Mile ~7 aid station and bathroom. I had a major situation here, and admit I stopped my race watch for it. Over 6 minutes worth!

Wow. That's a long ways down.

Asphalt encouragement - let's minimize the sarcasm, please.

Mile 9 or so; our first downhill. It was only about 1% grade down, and only lasted about 50 yards, to a creek crossing.

I drank at least two cups of water at every aid station. Maybe 3 here for these cuties

This little detour out/back gave us our only significant downhill; about 180 ft of drop over a half mile, near mile 10.

This is just before the last mile and a half, which is about the steepest of the race.

Just a half mile to go. The start is just behind the bill of my cap.

The finish line area was a beautiful spot; pine trees, crags, spectacular views.
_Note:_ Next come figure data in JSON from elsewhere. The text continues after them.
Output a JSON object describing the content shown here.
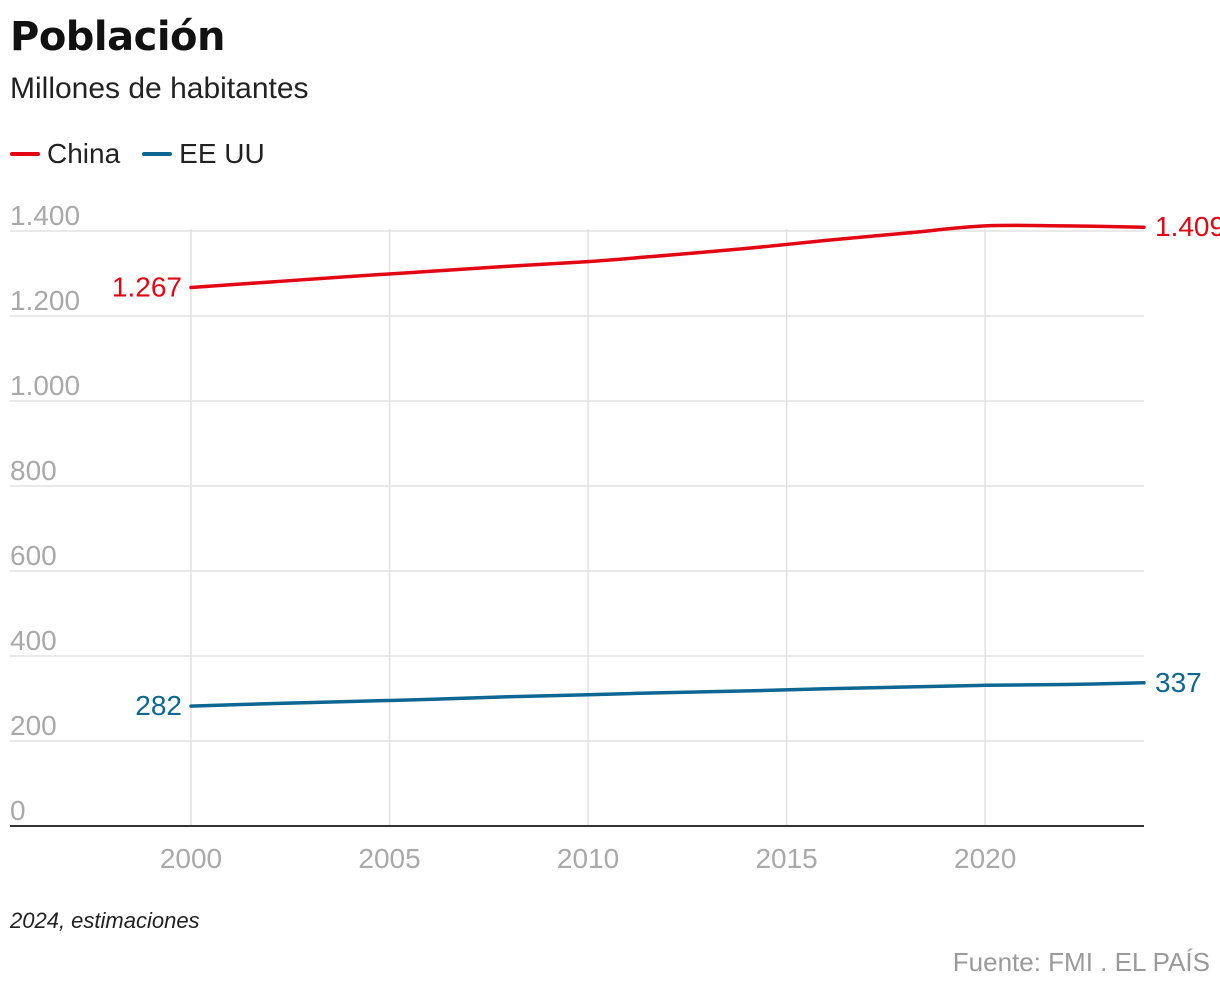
{
  "header": {
    "title": "Población",
    "subtitle": "Millones de habitantes"
  },
  "legend": [
    {
      "label": "China",
      "color": "#e30613"
    },
    {
      "label": "EE UU",
      "color": "#0e6693"
    }
  ],
  "footer": {
    "note": "2024, estimaciones",
    "source": "Fuente: FMI . EL PAÍS"
  },
  "chart_data": {
    "type": "line",
    "title": "Población",
    "subtitle": "Millones de habitantes",
    "ylim": [
      0,
      1400
    ],
    "yticks": [
      0,
      200,
      400,
      600,
      800,
      1000,
      1200,
      1400
    ],
    "ytick_labels": [
      "0",
      "200",
      "400",
      "600",
      "800",
      "1.000",
      "1.200",
      "1.400"
    ],
    "xlim": [
      2000,
      2024
    ],
    "xticks": [
      2000,
      2005,
      2010,
      2015,
      2020
    ],
    "xtick_labels": [
      "2000",
      "2005",
      "2010",
      "2015",
      "2020"
    ],
    "grid": true,
    "legend_position": "top-left",
    "series": [
      {
        "name": "China",
        "color": "#e30613",
        "x": [
          2000,
          2002,
          2004,
          2006,
          2008,
          2010,
          2012,
          2014,
          2016,
          2018,
          2020,
          2022,
          2024
        ],
        "values": [
          1267,
          1280,
          1293,
          1305,
          1317,
          1328,
          1343,
          1359,
          1378,
          1395,
          1412,
          1412,
          1409
        ],
        "start_label": "1.267",
        "end_label": "1.409"
      },
      {
        "name": "EE UU",
        "color": "#0e6693",
        "x": [
          2000,
          2002,
          2004,
          2006,
          2008,
          2010,
          2012,
          2014,
          2016,
          2018,
          2020,
          2022,
          2024
        ],
        "values": [
          282,
          288,
          293,
          298,
          304,
          309,
          314,
          318,
          323,
          327,
          331,
          333,
          337
        ],
        "start_label": "282",
        "end_label": "337"
      }
    ]
  }
}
My watch clocked me at 3:37:01. How great it felt to have finally run out of uphill! The elevation of this point is 3,985 ft, but the downhill section dropped 180 ft, so the total climbing was about 4170 ft.
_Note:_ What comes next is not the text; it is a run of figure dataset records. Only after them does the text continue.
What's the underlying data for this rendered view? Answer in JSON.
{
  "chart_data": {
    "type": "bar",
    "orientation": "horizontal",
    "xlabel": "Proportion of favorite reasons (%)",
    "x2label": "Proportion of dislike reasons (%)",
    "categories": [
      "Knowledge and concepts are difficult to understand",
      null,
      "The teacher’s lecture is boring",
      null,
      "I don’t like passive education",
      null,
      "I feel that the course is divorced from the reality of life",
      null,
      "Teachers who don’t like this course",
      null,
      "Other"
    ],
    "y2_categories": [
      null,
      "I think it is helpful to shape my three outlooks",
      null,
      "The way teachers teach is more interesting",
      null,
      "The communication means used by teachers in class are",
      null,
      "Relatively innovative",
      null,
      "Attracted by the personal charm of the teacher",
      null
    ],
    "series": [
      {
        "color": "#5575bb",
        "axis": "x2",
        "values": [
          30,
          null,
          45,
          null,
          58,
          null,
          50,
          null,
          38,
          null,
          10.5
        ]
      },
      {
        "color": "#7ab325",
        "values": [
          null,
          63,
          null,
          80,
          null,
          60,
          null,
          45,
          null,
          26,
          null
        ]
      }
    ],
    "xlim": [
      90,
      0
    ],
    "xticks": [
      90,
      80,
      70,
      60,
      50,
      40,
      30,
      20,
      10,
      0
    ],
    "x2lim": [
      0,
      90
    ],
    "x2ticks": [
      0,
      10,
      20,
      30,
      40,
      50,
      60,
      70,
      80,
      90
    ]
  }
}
Race director Jake, mans the T-shirt desk, leaning against the truck.

Everyone wanted to enjoy the summit for a while before thinking about heading down.
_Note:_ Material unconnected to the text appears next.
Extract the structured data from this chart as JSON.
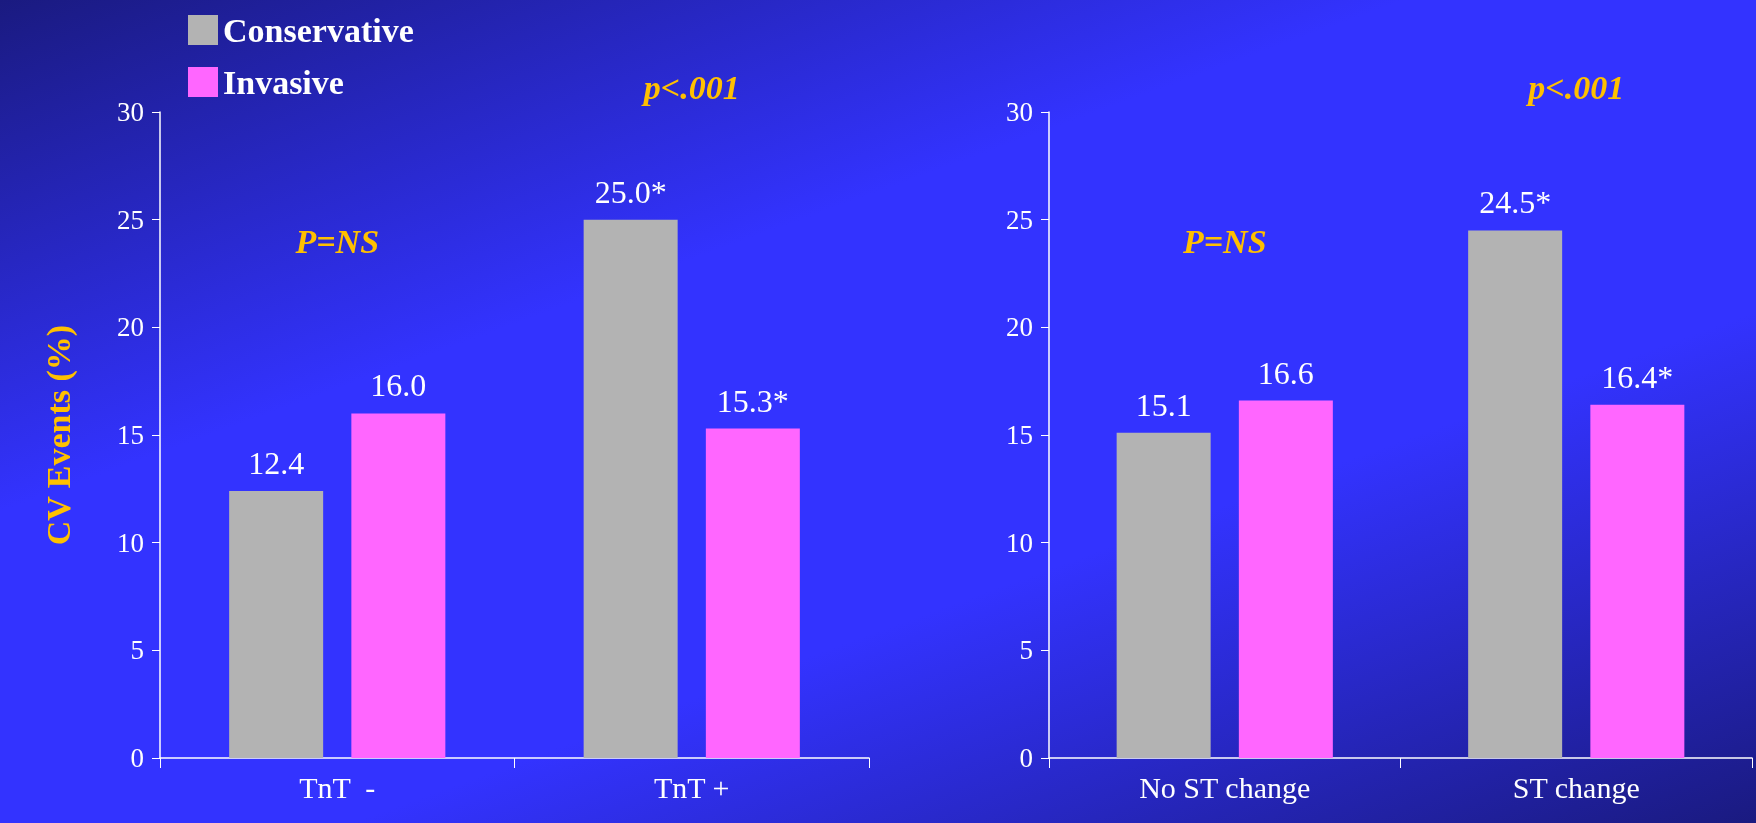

This 68 year old guy, Gordon, just radiated positivity - a darn good race walker and beat me to the top. I ended up riding back down to the wharf with him.

It was a very long wait at the top before the vans arrived. Gordon and I hitched a ride with a kind local, and met Rick back down at the start, on the lawn on the beach.

We offered to take a fellow racer, Nick, back to Goleta - his race buddies had apparently driven off w/o him at the start. Bummer!

Rick, downloading splits off his watch. His time was 2:05:01 - exactly the time he predicted he'd do the night before. It was good enough for 2nd place in his age group.

De rigor was a stop at The Apple Farm in San Luis Obispo, for sweets and things for the family.

A pure chocolate muffin, to be saved for tomorrow's long ride

We arrived back in Aptos at 5pm, and I stopped over at the DeLucchi's to join their Labor Day BBQ. That burger hit the spot - I do love red meat but only after a tough race, not at other times. Next morning I felt OK, and joined the gang for a ride out Hwy 1 up to Davenport and the Swanton Valley loop. The soreness will hit me tomorrow, no doubt.

Thanks, Rick - for getting this one on our calendar. It's already a lot of fun to look back on! Some great moments, and an accomplishment to savor.